- Directed by: Ron Vignone
- Written by: Ron Vignone Joe Forte
- Produced by: Ron Vignone Joe Forte Tricia Linklater
- Starring: Ben Koldyke; Pamela Moore Somers; Rebecca Rosenak; Samuel Bliss Cooper; David Bel Ayche;
- Cinematography: Christopher C. Pearson
- Edited by: Ron Vignone
- Music by: Steve Bissinger Jamie Blanks
- Distributed by: Breaking Glass Pictures
- Release date: 2003 (Dances With Films);
- Running time: 90 minutes
- Country: United States
- Language: English

= Say I Do (2003 film) =

Say I Do is a 2003 American romantic comedy-drama film directed by Ron Vignone, starring Ben Koldyke, Pamela Moore Somers, Rebecca Rosenak, Samuel Bliss Cooper and David Bel Ayche.

==Cast==
- Ben Koldyke as Ben
- Pamela Moore Somers as Sydney
- Rebecca Rosenak as Patricia
- Samuel Bliss Cooper as Michael
- David Bel Ayche as David
- Don O. Knowlton as The Best Man

==Reception==
Eric Campos of Film Threat wrote a positive review of the film.

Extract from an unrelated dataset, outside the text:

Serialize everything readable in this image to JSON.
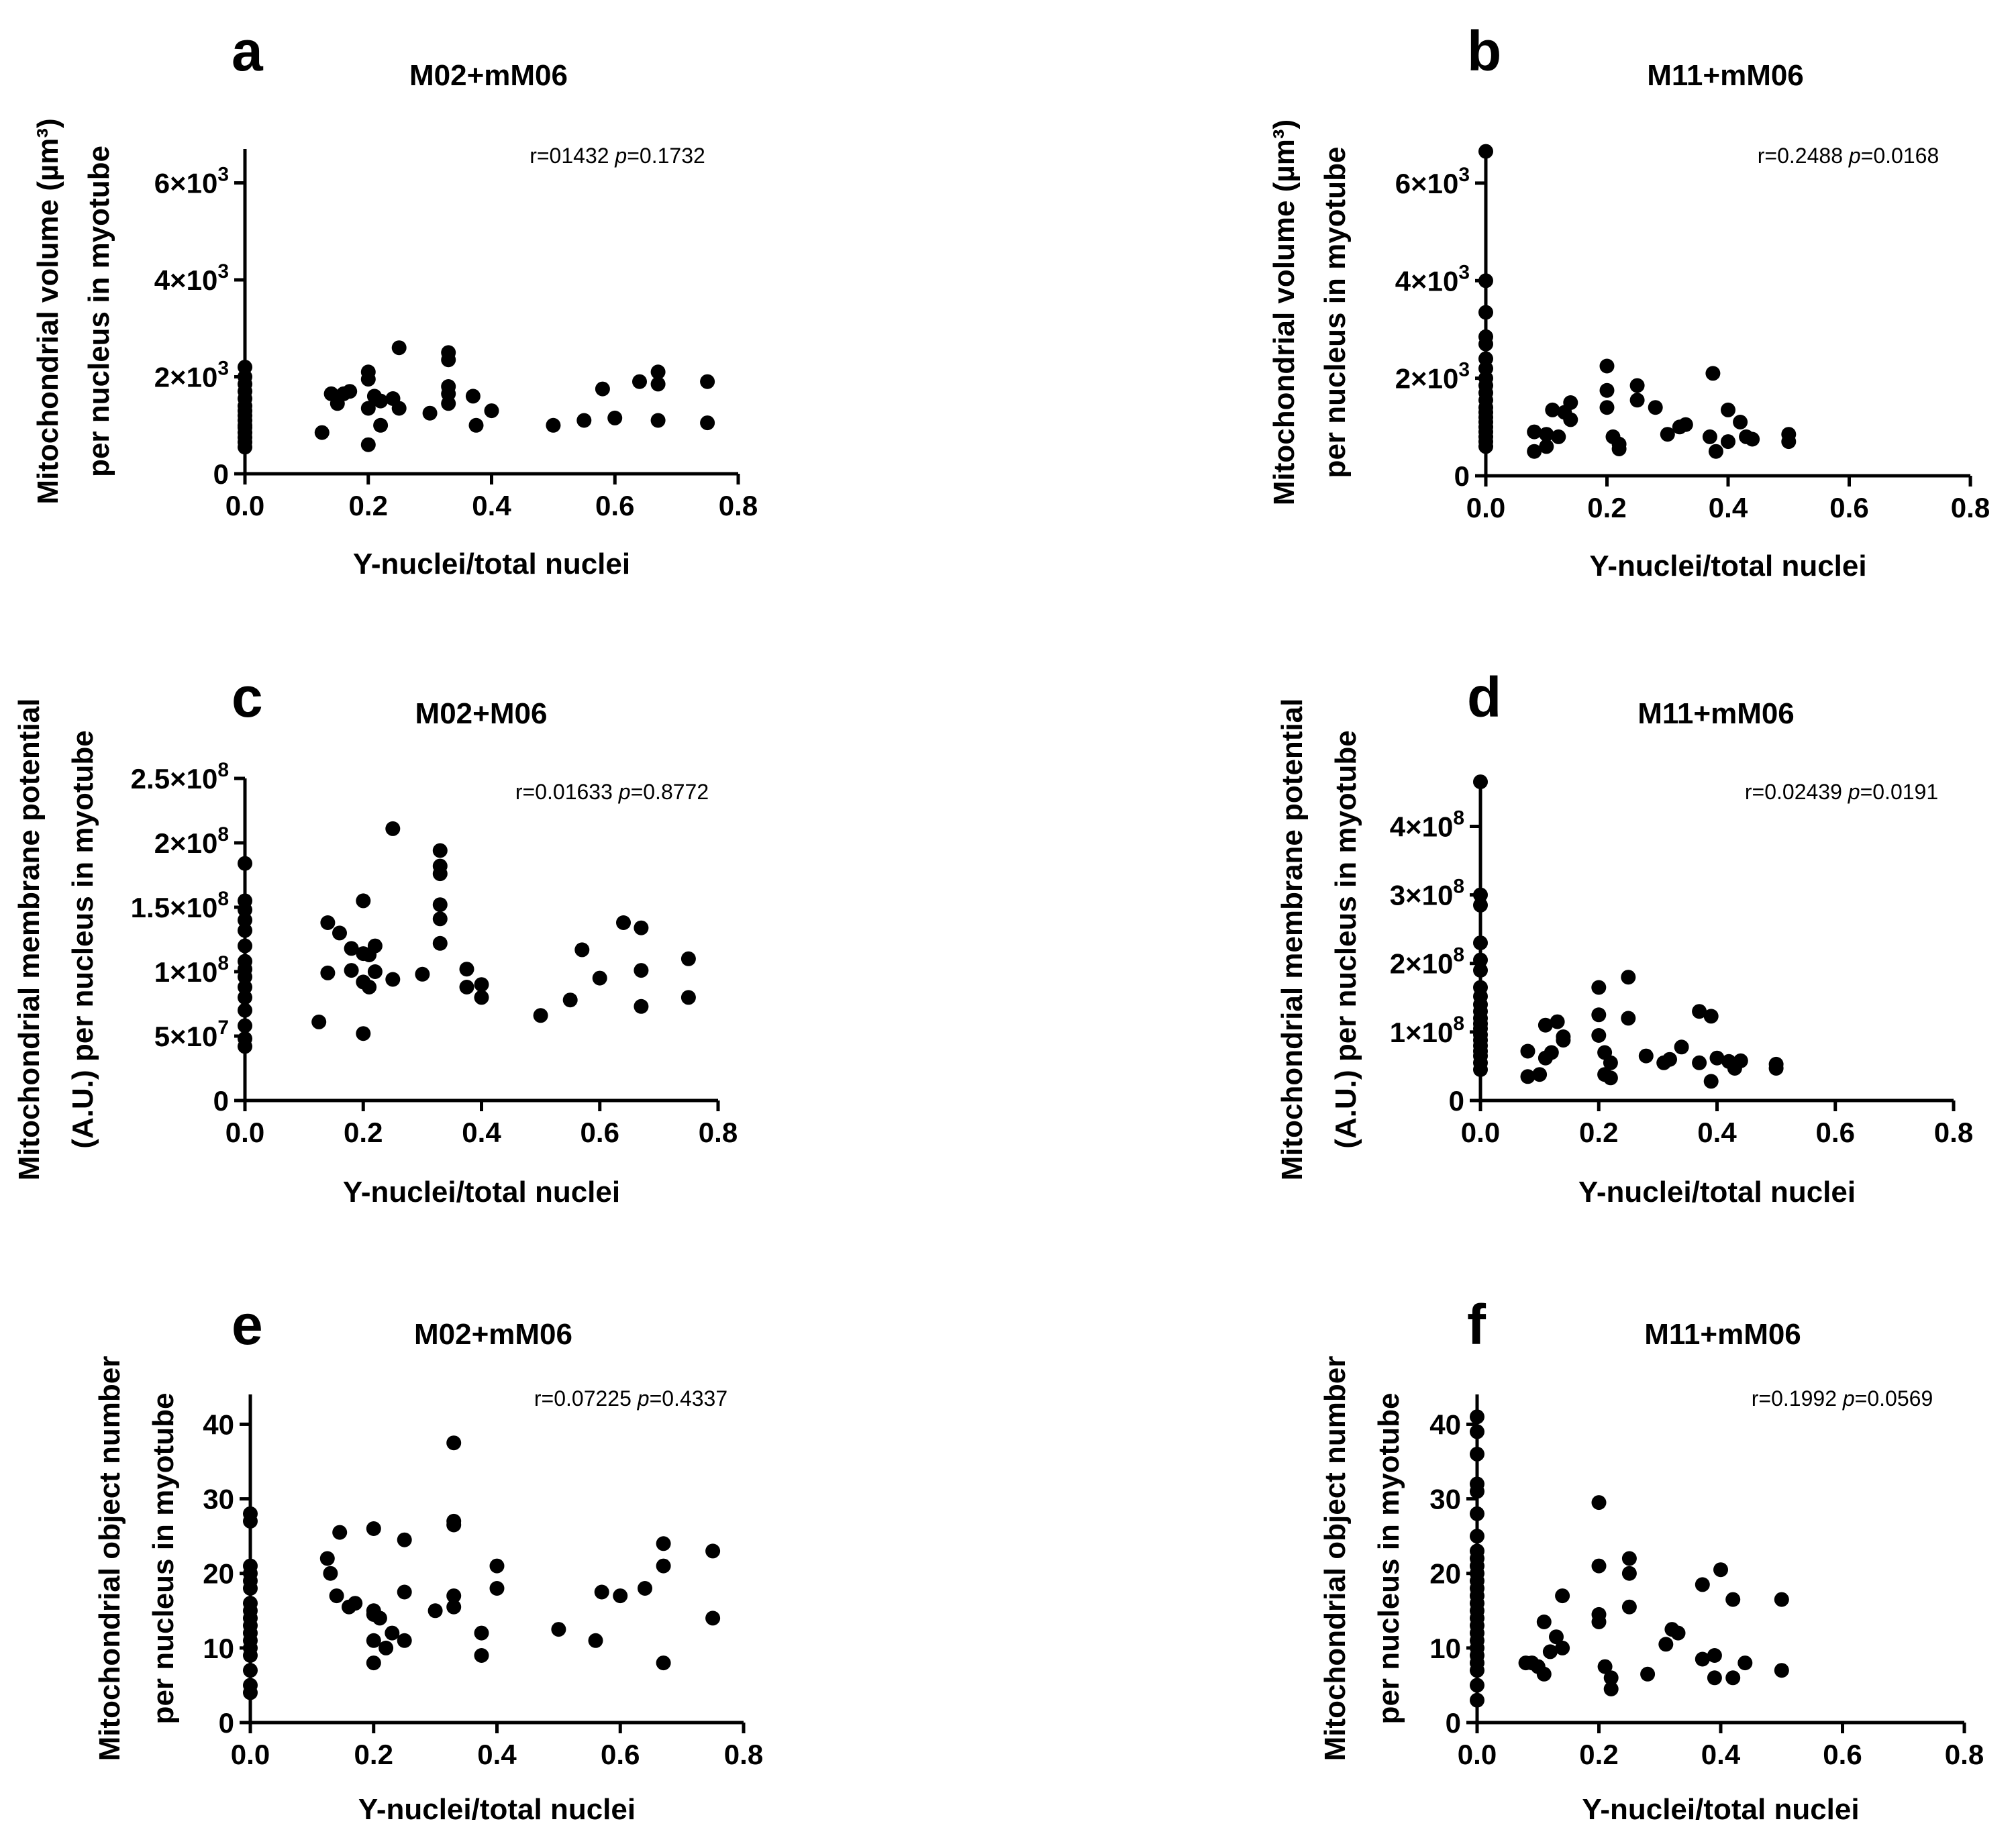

Manny Lewis of the Seattle Post-Intelligencer wrote that the film "succeeds" as a "lens through which an impending marriage can be seen gradually shedding its formalities and pageantry until the only things remaining are the real people involved." Lewis also praised the performances, writing that the actors "embody their roles so convincingly that what's onscreen always feels authentic."

Ted Fry of The Seattle Times wrote: "Largely relying on improvisation, the movie is nicely characterized and moves along at a good clip, but without quite enough laughs or tearful moments to keep up with the concept."